Member of the European Parliament
- In office 2004–2009

Personal details
- Born: 2 August 1954 (age 71) Limassol, British Cyprus
- Party: Democratic Party
- Profession: Forensic pathologist

= Marios Matsakis =

Cypriot politician

Marios Matsakis (born 2 August 1954) is a Greek-Cypriot doctor, coroner, forensic pathologist, and politician who served as Member of the European Parliament and Member of the House of Representatives for the Democratic Party from 2004 to 2009. He has been noted for his controversial statements and beliefs.

==Early life==

Matsakis was born on 2 August 1954 in Limassol, which was then under the control of British Cyprus. He graduated from the University of London in 1976 with a BSc in microbiology and was awarded a PhD in biochemistry in 1981. He gained his medical degree from the University of Cambridge in 1984, and specialised in forensic medicine at the University of Glasgow, where he was awarded an MPhil in 1992. He then moved to Greece, where he continued his studies in forensic pathology. He returned to Cyprus in 1994. He initially assumed a position in the medical field, but soon became interested in politics and was elected as an MP in 1996.

==Career==
In the European Parliament, Matsakis sat with the Alliance of Liberals and Democrats for Europe. He became involved in politics in the mid-1990s, and served as Member of the European Parliament and Member of the House of Representatives for the Democratic Party from 2004 to 2009. He ran for president in the 2008 Cypriot presidential elections, coming in fourth place with 0.77% of the national vote. He voted against what would later become Cyprus' universal healthcare service. During the 2019 Ayia Napa rape case, he testified that the victim had indeed been raped and that the rape kit exam presented in court as evidence was "incomplete". He disagreed with state pathologist Sophocles Sophocleous' conclusion that the victim bore no physical signs consistent with a serious sexual assault, telling the court that both the report's findings as well as special DNA tests and photographs were "consistent with the rape taking place" and that "violence was exercised".

==Controversies==
===Reputation===
Matsakis has been noted for his controversial beliefs and false claims. In a 2020 interview, he claimed to have been arrested seven times by British authorities and three times by Turkish authorities. In the same interview, he said that "the vast majority" of his fellow Cypriots are "stupid cowards" who only care about "what they're going to eat [and] how many cars they're going to have".

===Smuggling claims===
On 30 October 2005, it was reported that Matsakis' home in Pyrga had been raided twice during the week by police and CID officials, accusing him of smuggling antiquities. He reportedly had "enough chests, amphoras and other artefacts for three antique stores". The first raid took place on 23 October 2005. Matsakis could be prosecuted under Cypriot law, as the European Parliament lifted his immunity earlier in the month. He was also charged with attempts to blackmail a drug squad officer in an unrelated case. Police officials found more than 110 chests and hundreds of Grecian urns on his property. Matsakis protested his innocence, stating, "It looks like some people do not want my voice to be heard in Cyprus or Europe."

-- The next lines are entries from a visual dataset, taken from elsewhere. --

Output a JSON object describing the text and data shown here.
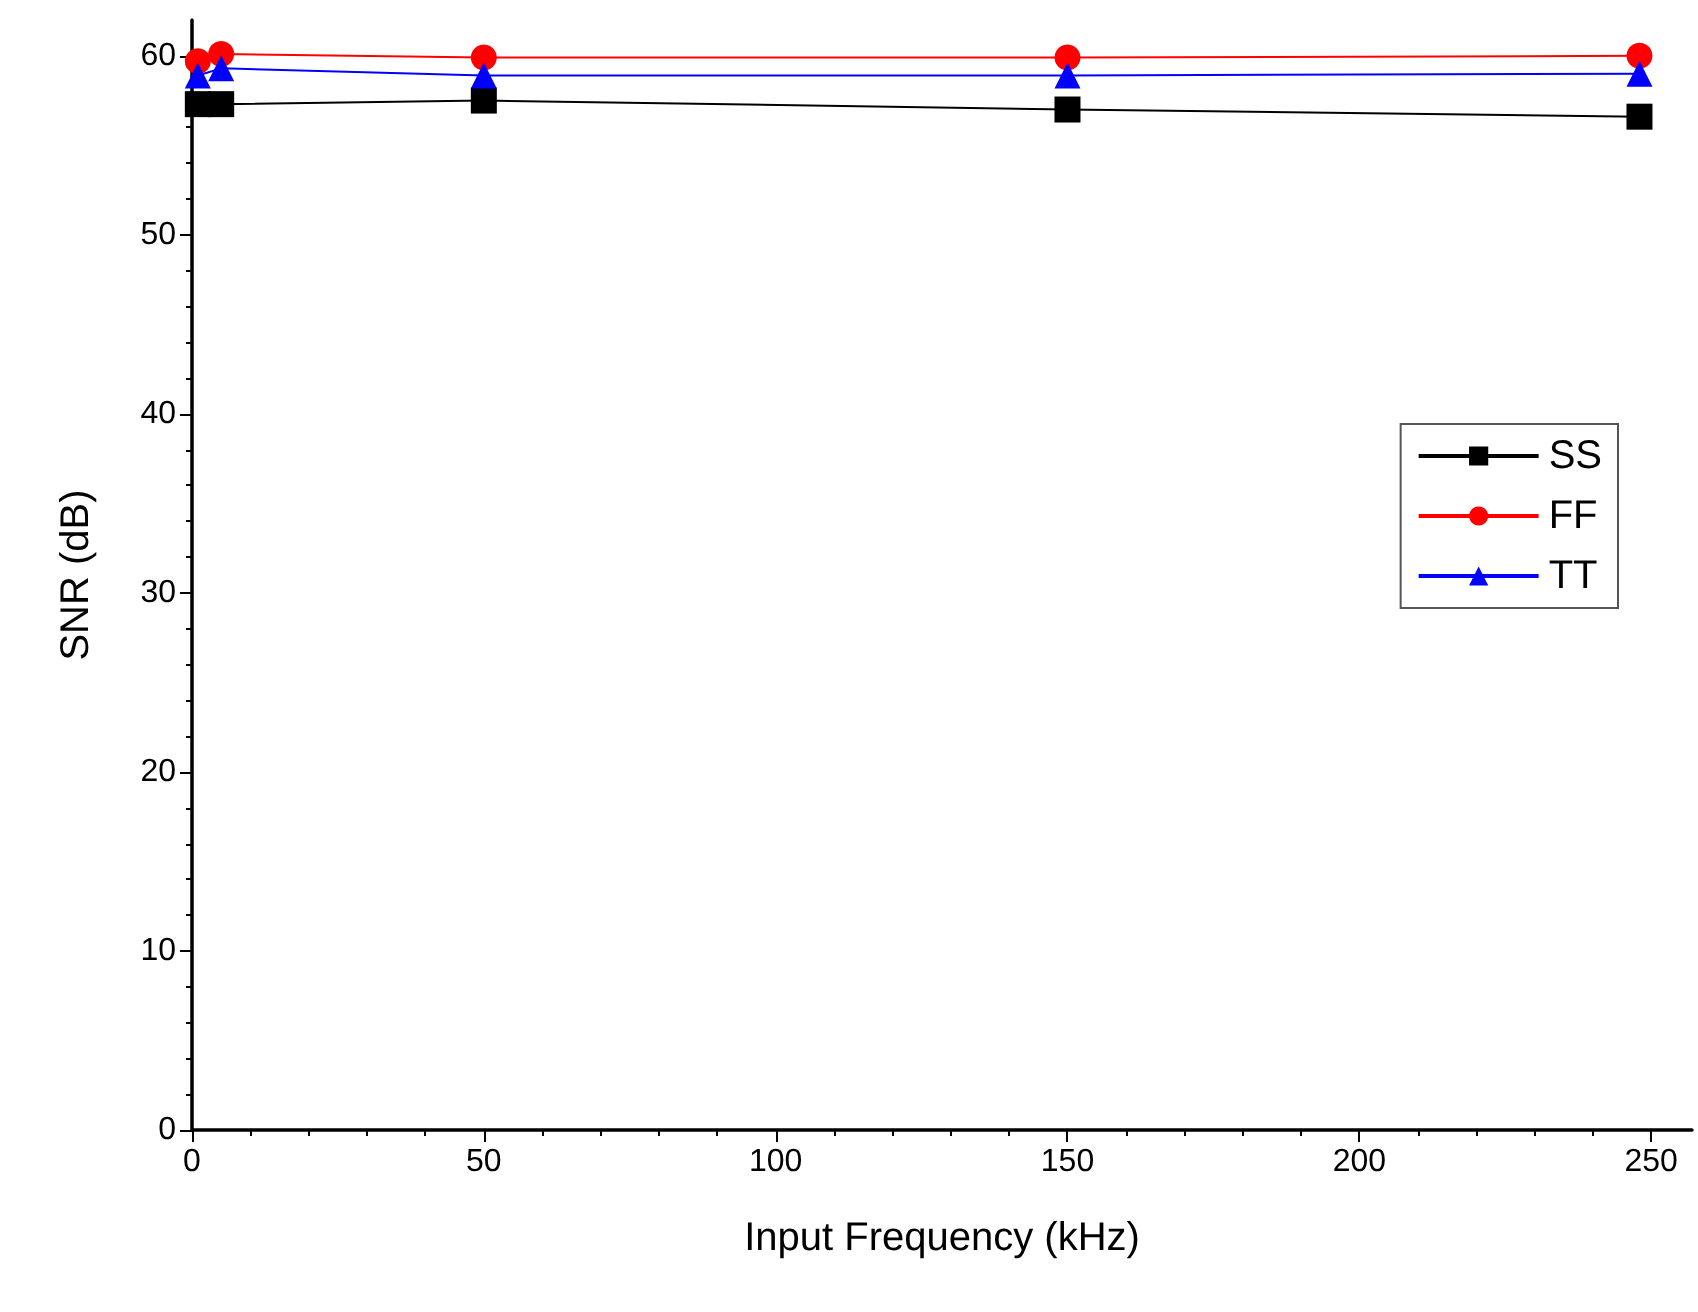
{
  "chart_data": {
    "type": "line",
    "xlabel": "Input Frequency (kHz)",
    "ylabel": "SNR (dB)",
    "x": [
      1,
      5,
      50,
      150,
      248
    ],
    "series": [
      {
        "name": "SS",
        "color": "#000000",
        "marker": "square",
        "values": [
          57.3,
          57.3,
          57.5,
          57.0,
          56.6
        ]
      },
      {
        "name": "FF",
        "color": "#ff0000",
        "marker": "circle",
        "values": [
          59.7,
          60.1,
          59.9,
          59.9,
          60.0
        ]
      },
      {
        "name": "TT",
        "color": "#0000ff",
        "marker": "triangle",
        "values": [
          58.9,
          59.3,
          58.9,
          58.9,
          59.0
        ]
      }
    ],
    "xlim": [
      0,
      257
    ],
    "xticks": [
      0,
      50,
      100,
      150,
      200,
      250
    ],
    "ylim": [
      0,
      62
    ],
    "yticks": [
      0,
      10,
      20,
      30,
      40,
      50,
      60
    ],
    "grid": false,
    "legend": "right",
    "line_style": "solid"
  }
}
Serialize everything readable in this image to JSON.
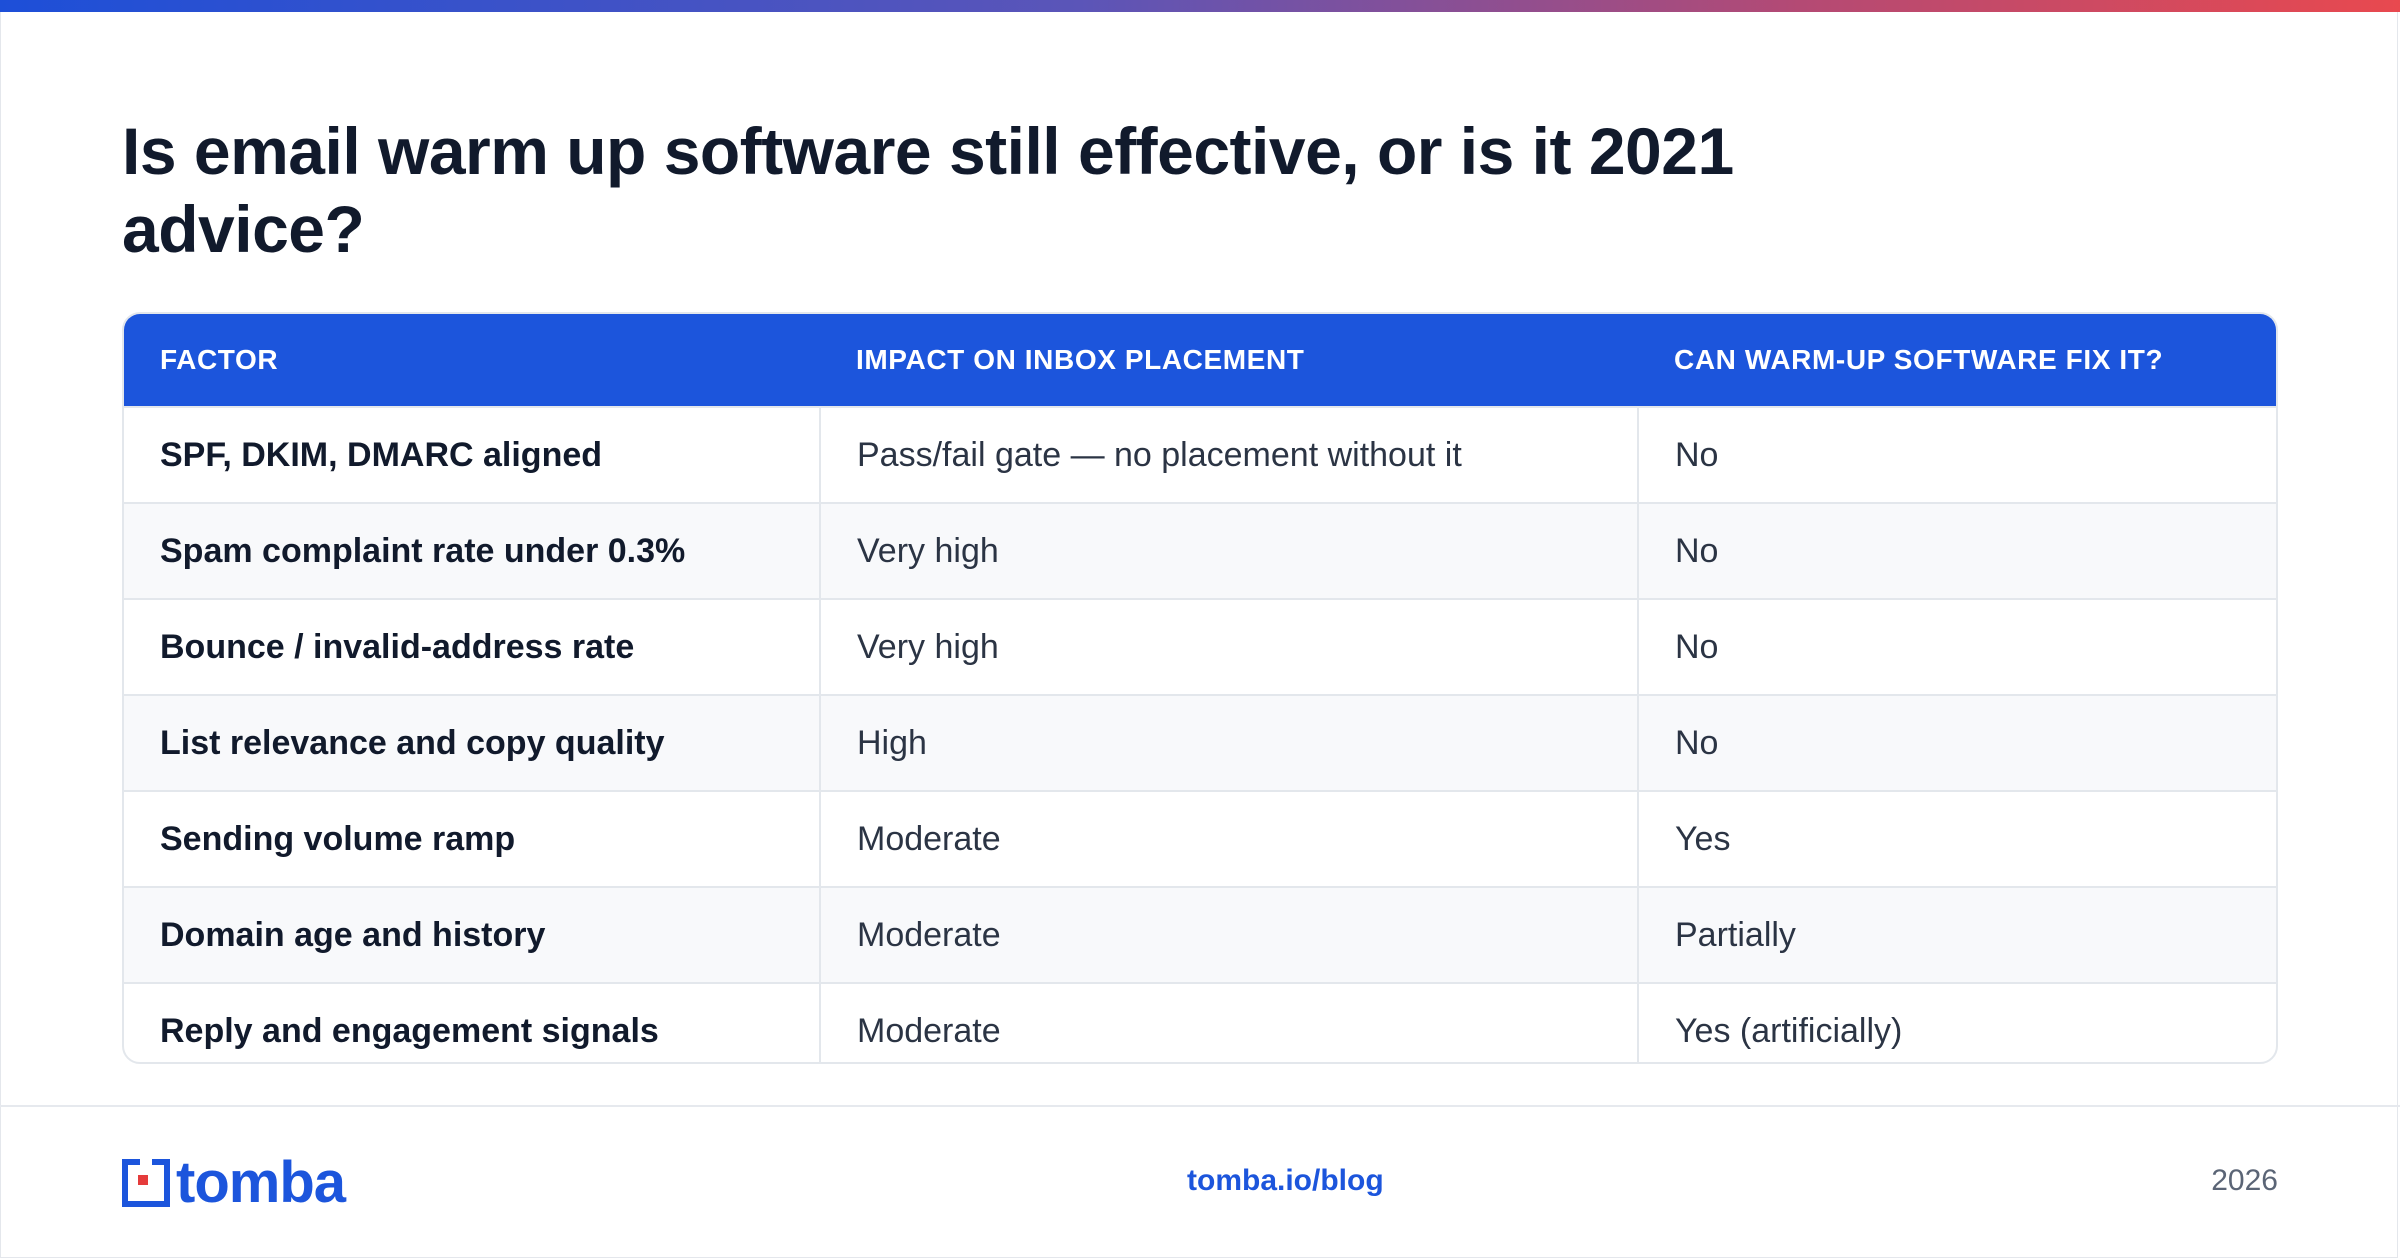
{
  "title": "Is email warm up software still effective, or is it 2021 advice?",
  "table": {
    "headers": [
      "FACTOR",
      "IMPACT ON INBOX PLACEMENT",
      "CAN WARM-UP SOFTWARE FIX IT?"
    ],
    "rows": [
      [
        "SPF, DKIM, DMARC aligned",
        "Pass/fail gate — no placement without it",
        "No"
      ],
      [
        "Spam complaint rate under 0.3%",
        "Very high",
        "No"
      ],
      [
        "Bounce / invalid-address rate",
        "Very high",
        "No"
      ],
      [
        "List relevance and copy quality",
        "High",
        "No"
      ],
      [
        "Sending volume ramp",
        "Moderate",
        "Yes"
      ],
      [
        "Domain age and history",
        "Moderate",
        "Partially"
      ],
      [
        "Reply and engagement signals",
        "Moderate",
        "Yes (artificially)"
      ]
    ]
  },
  "footer": {
    "logo_text": "tomba",
    "logo_icon": "tomba-logo-icon",
    "link": "tomba.io/blog",
    "year": "2026"
  },
  "colors": {
    "accent": "#1c55dc",
    "gradient_start": "#1d4fd8",
    "gradient_end": "#e8494f",
    "logo_red": "#e53b3b"
  }
}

It was reported on 22 August 2007 that all cases against Matsakis had collapsed and that he had been cleared. He called for an independent inquiry to examine possible police corruption, and to identify suspected political motives for the initiation of the whole affair, which started only three days after he was elected as a Member of the European Parliament. After two years, authorities returned 250 items that were confiscated from his home. The Attorney General of Cyprus, after studying the case, decided that no charge could be brought against Matsakis and all items seized from his home were to be returned to him.

===Racism and homophobia===
In 2008, Matsakis asked not to be sent "offensive" emails by fellow MEPs. The emails were invitations to the European Parliament's "Different Families, Same Love" exhibition, which showcased LGBT and mixed race families. He also complained to the president of the European Parliament about posters for the exhibition being stuck up near his office. LGBT activists in Cyprus pointed out Matsakis' hypocrisy regarding his stance against "non-normal" families, as his family situation included a child out of wedlock despite his Greek Orthodox beliefs. While participating on the talk show Tolmo in 2012, Matsakis claimed that "homosexuality is not normal" yet asserted that there is no homophobia in Cyprus, despite several studies by multiple organisations concluding that Cyprus is one of the most homophobic nations in Europe.

===COVID-19 misinformation===
Matsakis has been criticised for spreading misinformation related to the COVID-19 pandemic, downplaying the severity of the virus, sharing false claims about COVID-19 vaccines, and attributing COVID-19 deaths to other causes. His views on the pandemic were shared primarily through his Facebook page and the Cyprus Mail newspaper. He claimed to take these avenues because mainstream media outlets refused to give him a platform, and stated that he does not trust the WHO. In 2020, he called for the Cypriot government to immediately lift its "fascist restrictions" and end its lockdown, which he described as "extreme" and a "hysterical response". He also falsely claimed that the virus has killed fewer people than the flu and that "it is now obvious that the coronavirus pandemic is ending".